The Mysterious Island est la réalisation la plus transversale de Free Human Zoo, en ce qu’elle s’appuie sur quatre piliers définissant un ensemble cohérent, par une connexion musico-littéraire. Si le point de départ est l’œuvre de Jules Verne, il y a aussi le roman de Michel Tournier, Vendredi ou les limbes du Pacifique. Auxquels s’ajoutent la série télévisée de Juan Antonio Bardem au début des années 70, et sa musique signée Gianni Ferrio.
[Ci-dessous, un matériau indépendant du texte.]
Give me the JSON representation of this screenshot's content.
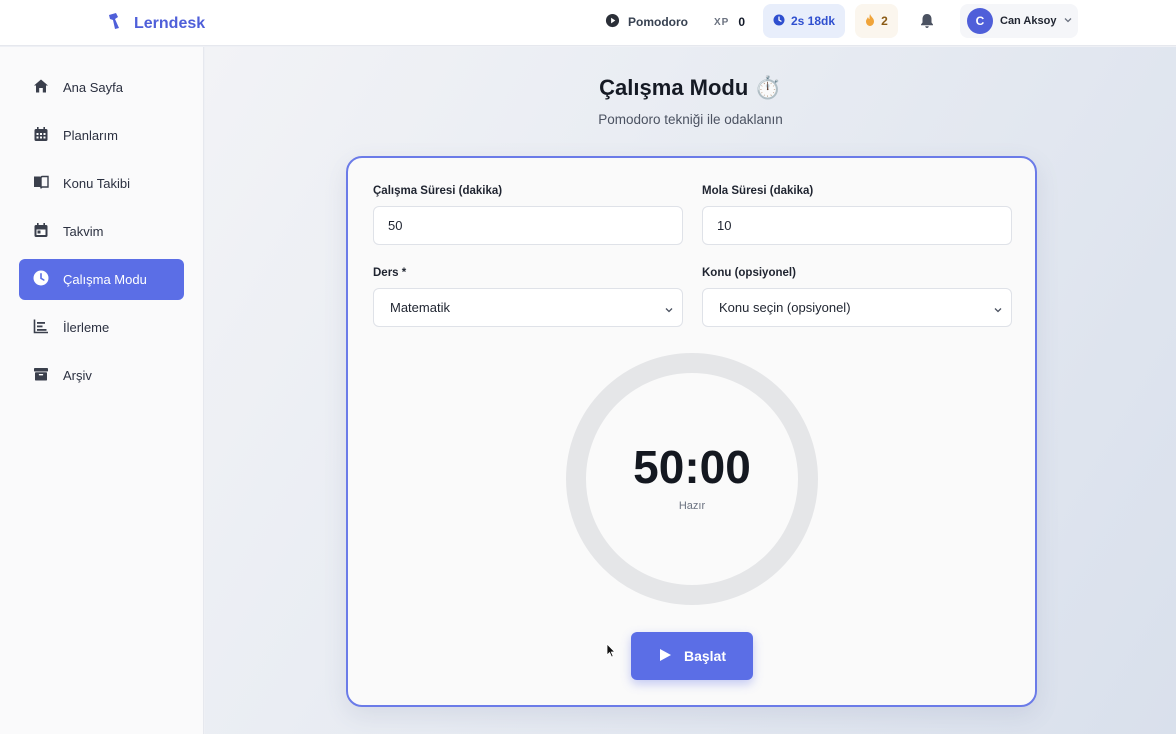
{
  "app": {
    "name": "Lerndesk"
  },
  "topbar": {
    "pomodoro_label": "Pomodoro",
    "xp_label": "XP",
    "xp_value": "0",
    "study_time": "2s 18dk",
    "streak": "2",
    "user_initial": "C",
    "user_name": "Can Aksoy"
  },
  "sidebar": {
    "items": [
      {
        "label": "Ana Sayfa",
        "icon": "home-icon"
      },
      {
        "label": "Planlarım",
        "icon": "calendar-grid-icon"
      },
      {
        "label": "Konu Takibi",
        "icon": "book-icon"
      },
      {
        "label": "Takvim",
        "icon": "calendar-icon"
      },
      {
        "label": "Çalışma Modu",
        "icon": "clock-icon",
        "active": true
      },
      {
        "label": "İlerleme",
        "icon": "chart-icon"
      },
      {
        "label": "Arşiv",
        "icon": "archive-icon"
      }
    ]
  },
  "page": {
    "title": "Çalışma Modu ⏱️",
    "subtitle": "Pomodoro tekniği ile odaklanın"
  },
  "form": {
    "work_label": "Çalışma Süresi (dakika)",
    "work_value": "50",
    "break_label": "Mola Süresi (dakika)",
    "break_value": "10",
    "subject_label": "Ders *",
    "subject_value": "Matematik",
    "topic_label": "Konu (opsiyonel)",
    "topic_value": "Konu seçin (opsiyonel)"
  },
  "timer": {
    "display": "50:00",
    "status": "Hazır"
  },
  "actions": {
    "start_label": "Başlat"
  },
  "colors": {
    "accent": "#5b6ee6",
    "brand": "#4f5fd9",
    "ring": "#e5e6e8"
  }
}
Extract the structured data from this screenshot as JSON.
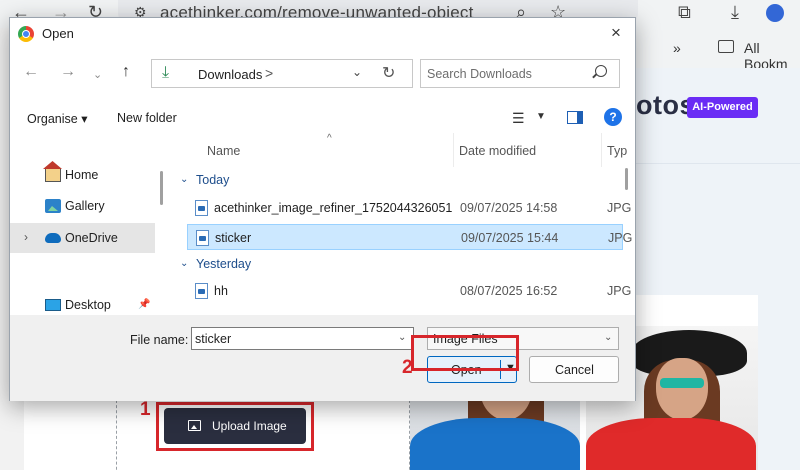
{
  "browser": {
    "url": "acethinker.com/remove-unwanted-object",
    "bookmarks_label": "All Bookm",
    "icons": [
      "back-icon",
      "forward-icon",
      "reload-icon",
      "site-info-icon",
      "zoom-icon",
      "star-icon",
      "extensions-icon",
      "download-icon",
      "profile-icon"
    ]
  },
  "site": {
    "brand_fragment": "otos",
    "ai_badge": "AI-Powered",
    "upload_button": "Upload Image",
    "annotation_1": "1",
    "annotation_2": "2",
    "accent_color": "#6a2cf5",
    "marker_color": "#d7262b"
  },
  "dialog": {
    "title": "Open",
    "close_icon": "×",
    "path": {
      "current_folder": "Downloads",
      "separator": ">"
    },
    "search": {
      "placeholder": "Search Downloads"
    },
    "command_bar": {
      "organise": "Organise ▾",
      "new_folder": "New folder"
    },
    "nav_pane": {
      "items": [
        {
          "label": "Home",
          "icon": "home-icon"
        },
        {
          "label": "Gallery",
          "icon": "gallery-icon"
        },
        {
          "label": "OneDrive",
          "icon": "cloud-icon",
          "selected": true
        },
        {
          "label": "Desktop",
          "icon": "desktop-icon",
          "pinned": true
        }
      ]
    },
    "columns": {
      "name": "Name",
      "date_modified": "Date modified",
      "type": "Typ"
    },
    "groups": [
      {
        "label": "Today",
        "files": [
          {
            "name": "acethinker_image_refiner_1752044326051",
            "date": "09/07/2025 14:58",
            "type": "JPG"
          },
          {
            "name": "sticker",
            "date": "09/07/2025 15:44",
            "type": "JPG",
            "selected": true
          }
        ]
      },
      {
        "label": "Yesterday",
        "files": [
          {
            "name": "hh",
            "date": "08/07/2025 16:52",
            "type": "JPG"
          }
        ]
      }
    ],
    "file_name_label": "File name:",
    "file_name_value": "sticker",
    "file_type": "Image Files",
    "open_button": "Open",
    "cancel_button": "Cancel"
  }
}
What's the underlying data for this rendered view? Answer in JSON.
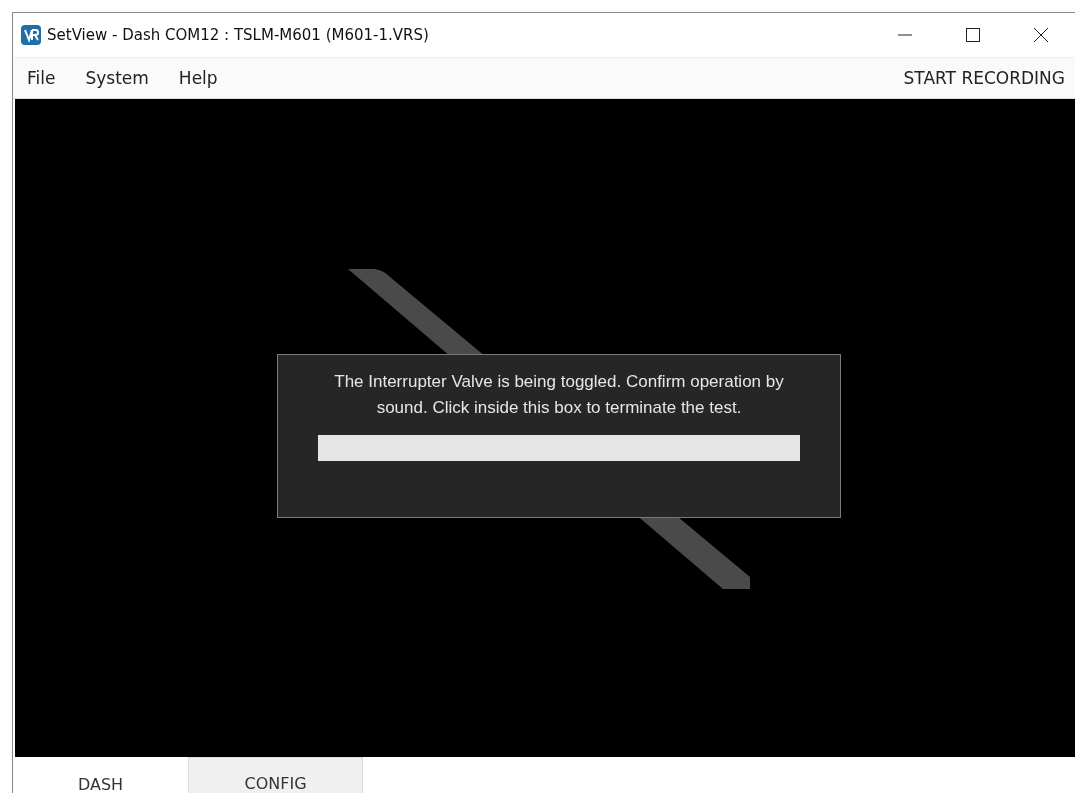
{
  "window": {
    "title": "SetView - Dash COM12 : TSLM-M601 (M601-1.VRS)"
  },
  "menu": [
    "File",
    "System",
    "Help"
  ],
  "menu_right": "START RECORDING",
  "dialog": {
    "message": "The Interrupter Valve is being toggled. Confirm operation by sound. Click inside this box to terminate the test.",
    "level": 1
  },
  "tabs": [
    {
      "label": "DASH",
      "selected": true
    },
    {
      "label": "CONFIG",
      "selected": false
    }
  ]
}
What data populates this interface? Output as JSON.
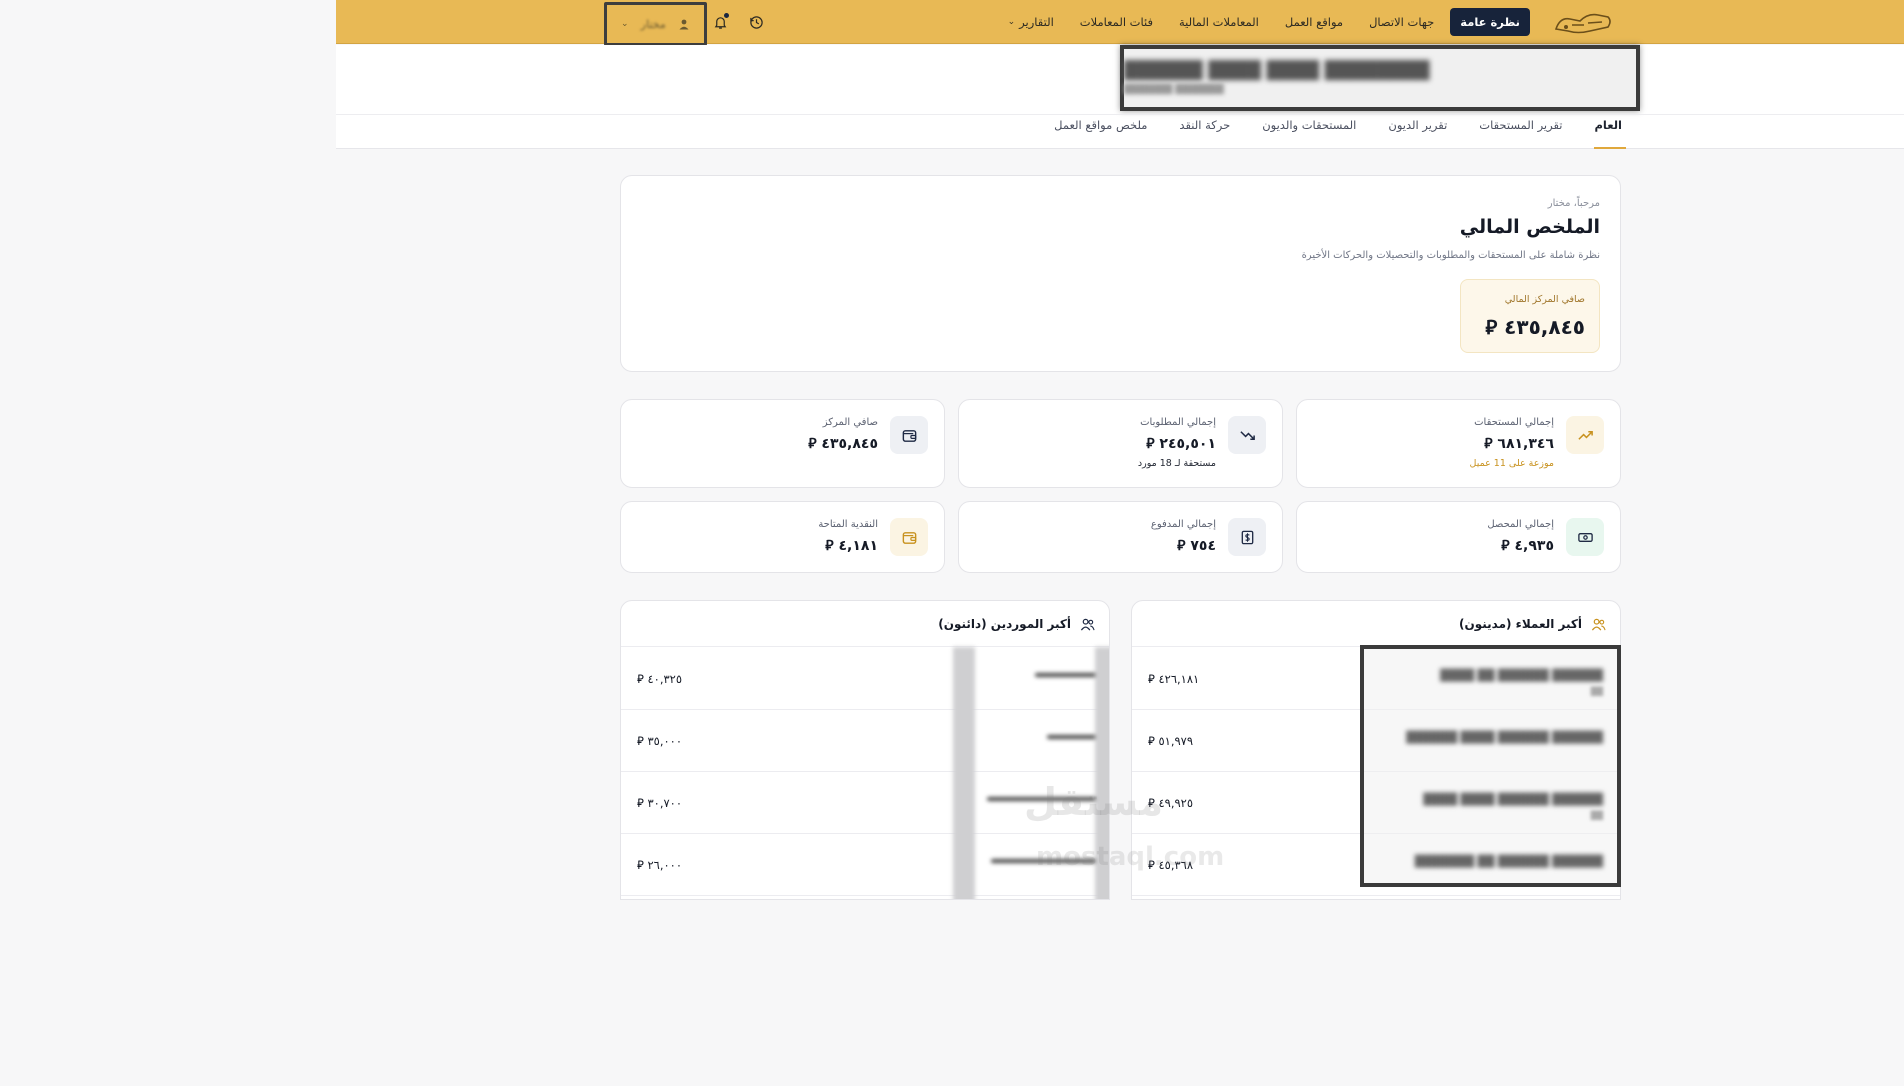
{
  "nav": {
    "items": [
      {
        "label": "نظرة عامة",
        "active": true
      },
      {
        "label": "جهات الاتصال",
        "active": false
      },
      {
        "label": "مواقع العمل",
        "active": false
      },
      {
        "label": "المعاملات المالية",
        "active": false
      },
      {
        "label": "فئات المعاملات",
        "active": false
      },
      {
        "label": "التقارير",
        "active": false,
        "dropdown": true
      }
    ],
    "user_name": "مختار"
  },
  "tabs": [
    {
      "label": "العام",
      "active": true
    },
    {
      "label": "تقرير المستحقات",
      "active": false
    },
    {
      "label": "تقرير الديون",
      "active": false
    },
    {
      "label": "المستحقات والديون",
      "active": false
    },
    {
      "label": "حركة النقد",
      "active": false
    },
    {
      "label": "ملخص مواقع العمل",
      "active": false
    }
  ],
  "summary": {
    "greeting": "مرحباً، مختار",
    "title": "الملخص المالي",
    "description": "نظرة شاملة على المستحقات والمطلوبات والتحصيلات والحركات الأخيرة",
    "net_label": "صافي المركز المالي",
    "net_value": "٤٣٥,٨٤٥ ⃁"
  },
  "stats": {
    "receivables": {
      "label": "إجمالي المستحقات",
      "value": "٦٨١,٣٤٦ ⃁",
      "note": "موزعة على 11 عميل",
      "icon": "trending-up-icon"
    },
    "payables": {
      "label": "إجمالي المطلوبات",
      "value": "٢٤٥,٥٠١ ⃁",
      "note": "مستحقة لـ 18 مورد",
      "icon": "trending-down-icon"
    },
    "net_position": {
      "label": "صافي المركز",
      "value": "٤٣٥,٨٤٥ ⃁",
      "icon": "wallet-icon"
    },
    "collected": {
      "label": "إجمالي المحصل",
      "value": "٤,٩٣٥ ⃁",
      "icon": "banknote-icon"
    },
    "paid": {
      "label": "إجمالي المدفوع",
      "value": "٧٥٤ ⃁",
      "icon": "dollar-receipt-icon"
    },
    "cash_available": {
      "label": "النقدية المتاحة",
      "value": "٤,١٨١ ⃁",
      "icon": "wallet-icon"
    }
  },
  "customers": {
    "title": "أكبر العملاء (مدينون)",
    "rows": [
      {
        "amount": "٤٢٦,١٨١ ⃁"
      },
      {
        "amount": "٥١,٩٧٩ ⃁"
      },
      {
        "amount": "٤٩,٩٢٥ ⃁"
      },
      {
        "amount": "٤٥,٣٦٨ ⃁"
      }
    ]
  },
  "suppliers": {
    "title": "أكبر الموردين (دائنون)",
    "rows": [
      {
        "amount": "٤٠,٣٢٥ ⃁"
      },
      {
        "amount": "٣٥,٠٠٠ ⃁"
      },
      {
        "amount": "٣٠,٧٠٠ ⃁"
      },
      {
        "amount": "٢٦,٠٠٠ ⃁"
      }
    ]
  },
  "colors": {
    "topbar": "#e8b955",
    "nav_active": "#17233a",
    "accent": "#e0a83c",
    "receivable_note": "#c8921f",
    "card_border": "#e4e4e8"
  }
}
Rêve, mystère, aventure humaine, explorations des espaces géographiques et des possibles de l’âme humaine, tel est le programme de ce périple musical, poétique autant que philosophique.

Si l’histoire est ici racontée en quatorze chapitres, il va de soi qu’une telle division ne constitue qu’une série de repères au long d’une suite ininterrompue qu’on écoute avidement, pris par le désir de connaître le terme d’un voyage dont on reviendra dans un état d’éblouissement. La première partie très aérienne (portée notamment par la voix de Stella Vander) reprend à son compte le thème originel de Gianni Ferrio avant de céder progressivement la place à une longue scansion hypnotique commençant par une « Éternelle ascension » qui trouvera sa résolution dans une martiale « Nef des hommes de l’ombre ».

La magie de cette construction opère durant une heure, bien servie par une formation compacte dont les deux piliers (Gilles Le Rest, batteur polyphonique et habité mais aussi chanteur, et son complice tromboniste Laurent Skoczek) sont entourés d’un groupe en grande partie renouvelé. Parmi les arrivants, notons en particulier les interventions brûlantes d’Alexis Delva (du groupe Anaïd) à la guitare et de Matthieu Metzger (qui remplace Samy Thiébault) aux saxophones.

Vivace comme le lierre grimpant sur un mur de vieilles pierres chauffées par le soleil, mélancolique et entêtante à la fois, savante et accessible, la musique irisée de Free Human Zoo affirme sa singularité année après année. Il est temps de lui ouvrir la porte : les explorateurs ne sont pas si nombreux.